Archive for July, 2020


COVID-19 Missives

July 21, 2020

Various governmental and academic organisations across the world have been collecting data, building models, reporting statistics and so-forth.

Largely, these are examples of how not to do data science, though I’m not going to give specific examples for specific countries, but here are general examples:

  • changing the definition of what it means “die from COVID-19” or to “have COVID-19”
  • reporting test results without clear analysis of specificity and sensitivity of the tests and what that means in terms of errors
  • cross-country comparisons when their statistics are collected very differently
  • lack of comparison of statistics with comparible prior years’ deaths from different causes
  • lack of analysis of changes of death from other causes
  • using so-called “models” to predict future numbers, where the models appear to have little transparency, little evaluation or validation
  • lack of analysis/interpretation for different effects:
    • flu numbers are reportedly dropping in many places concurrently with COVID-19 cases, but why?

Of course, the standard problems with health care data just confound all this. Hospitals and healthcare are in a sense worst case scenarios for a data scientist, but certainly our hard workers in these communities share little blame. Its a systemic problem due to complications from the mixture of stakeholders, patient privacy, different generations of equipment and services and a chronically under-funded enterprise trying to operate while at the same time trying to upgrade itself.

As an example of more useful data, given all the errors in a lot of data specifically about COVID-19, is the EuroMOMO data showing deaths across Europe, for instance, their graphs and maps. The spikes of COVID-19 are very clear, especially in older age groups, and we can be very sure these substantial peaks are caused by COVID-19.
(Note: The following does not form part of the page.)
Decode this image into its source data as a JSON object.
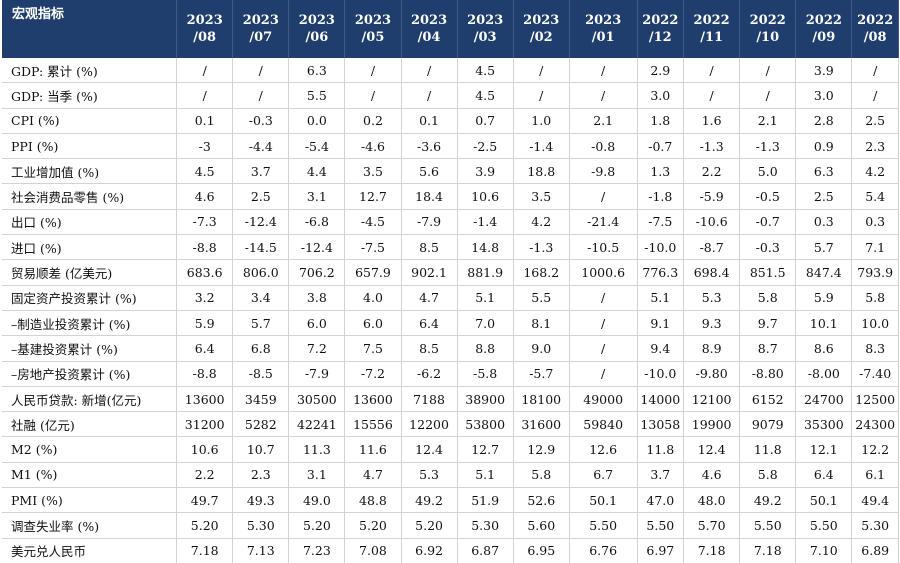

Kinds of things I’d have loved to have done are multi-country or multi-state/region analyses to tease out the effects of various key indicators like co-morbidities, age, healthcare, and lifestyles across the regions, but these are hard. We can all guess that places like New York and Wuhan get it bad due to crowding and pollution, and Somali’s in Sweden get it bad due to their chronic vitamin D deficiency, but its hard to be sure given all the confounding variables. Another is analyse longitudinal data of individual patients on the progression of disease and hospitalisation together with their socio-health data. In Australia, this is probably impossible to get other than for those who end up in ICUs.

Maybe, sometime in the future we’ll be able to look back and do better quality modelling and better quality analysis. But its also important to understand that this is how it is in real data science: lots of problems making simple statistics dangerous! Sure, there are some silly government and NGO decisions behind this too, but some of these problems are systemic and not caused by poor decisions.